2. Dropped Internal urlib copy
  - Werkzeug used to embed and heavily modify Python’s stdlib urllib code (for Python 2 compatibility).
  - By removing that vendor copy and using the modern standard library directly, gained ~30% speed improvement and simpler maintenance.

Jinja & Click

Both are extremely popular:
- Jinja: templating for HTML, emails, text files, etc.
- Click: CLI framework for Python.
Still large backlogs (more open issues than, e.g., Werkzeug and Flask).
David aims to bring them closer to “inbox zero,” but these libraries remain stable and widely used even though they have older open issues.
Typing: Looking for help from Python type-hint experts to strengthen type annotations.

Quart

Async framework: Seamless ASGI usage (compared to Flask’s WSGI).
Officially a Pallets project now.
Goal is more code sharing (sans-IO design) with Flask’s internals for maintainability and less code duplication.

Pallets-Eco (Extension Ecosystem)

Many popular Flask extensions (e.g., Flask-SQLAlchemy, Flask-Admin, Flask-Mail, etc.) are essential to the Flask community but are also in various states of maintenance/burnout.
Pallets-Eco is a new initiative, similar to Django’s “Jazzband,” to help unify & standardize these extensions.
- The plan: if an old extension’s maintainers are overwhelmed, they can move it under pallets-eco.
Pallets team will help find new maintainers and unify CI, build, release workflows, so it’s easy for volunteers to jump in and keep those extensions alive.

Tooling & Publishing

Trusted Publishers on PyPI + GitHub Actions used for all Pallets libraries.
- Eliminates manual steps for packaging & release.
- Minimizes the risk of supply-chain attacks or local-credential theft.
- Greatly simplifies cutting new releases quickly (one or two button presses).

Sustainability & Roadmap

David is prioritizing maintainability and contributor onboarding over new big features.
“Contributor on-ramp” approach:
1. Bring code, docs, and issues down to a well-structured baseline.

Publish clear maintainer documentation.
Encourage folks to help with the extension ecosystem if Flask itself is near “inbox zero.”

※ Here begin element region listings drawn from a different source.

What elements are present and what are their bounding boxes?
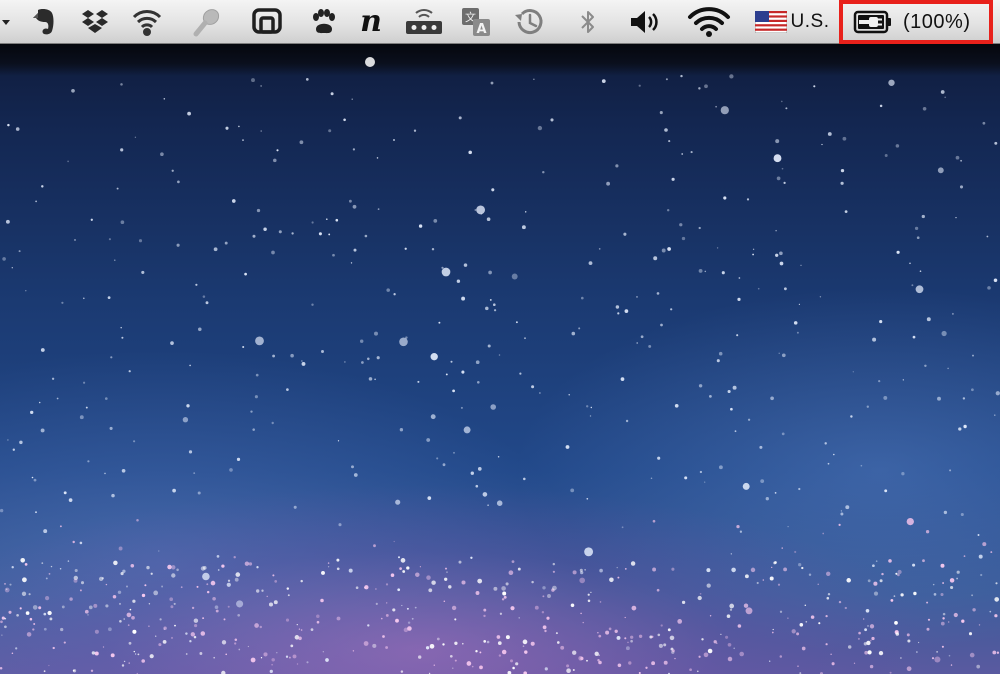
translate-icon[interactable]: 文 A <box>458 0 494 44</box>
microphone-icon[interactable] <box>189 0 225 44</box>
volume-icon[interactable] <box>625 0 665 44</box>
dropbox-icon[interactable] <box>77 0 113 44</box>
starfield <box>0 57 1000 674</box>
svg-text:A: A <box>476 22 486 37</box>
battery-percentage: (100%) <box>903 10 971 33</box>
wifi-icon[interactable] <box>684 0 734 44</box>
input-source-label: U.S. <box>790 11 830 32</box>
n-app-icon[interactable]: n <box>355 0 387 44</box>
display-icon[interactable] <box>247 0 287 44</box>
input-source-menu[interactable]: U.S. <box>750 0 834 44</box>
network-tool-icon[interactable] <box>400 0 448 44</box>
time-machine-icon[interactable] <box>509 0 549 44</box>
paw-icon[interactable] <box>305 0 341 44</box>
menu-bar: n 文 A U.S. (100%) <box>0 0 1000 44</box>
battery-status[interactable]: (100%) <box>839 0 993 44</box>
evernote-icon[interactable] <box>26 0 62 44</box>
battery-charging-icon <box>853 10 891 34</box>
us-flag-icon <box>754 11 787 33</box>
n-app-letter: n <box>360 4 382 39</box>
bluetooth-icon[interactable] <box>575 0 601 44</box>
wifi-hotspot-icon[interactable] <box>129 0 165 44</box>
overflow-arrow-icon[interactable] <box>0 0 12 44</box>
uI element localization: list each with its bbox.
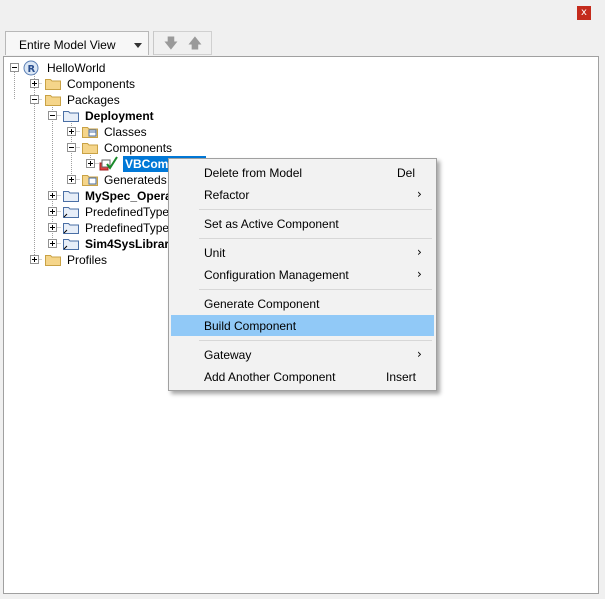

Long-term, Pallets continues to aim for “small, composable, stable tools” rather than forcing everything into Flask’s core.

If you’re a Python web developer, there is a ton to learn from this episode. Give it a listen.

Conclusion

This 9th year of Talk Python To Me has been an amazing one. It’s always an honor to spend time with these great Python developers. I want to say thank you to everyone who has been a guest on the show and especially to you, the listeners who keep tuning in and making the podcast possible. Happy New Years! – Michael Kennedy.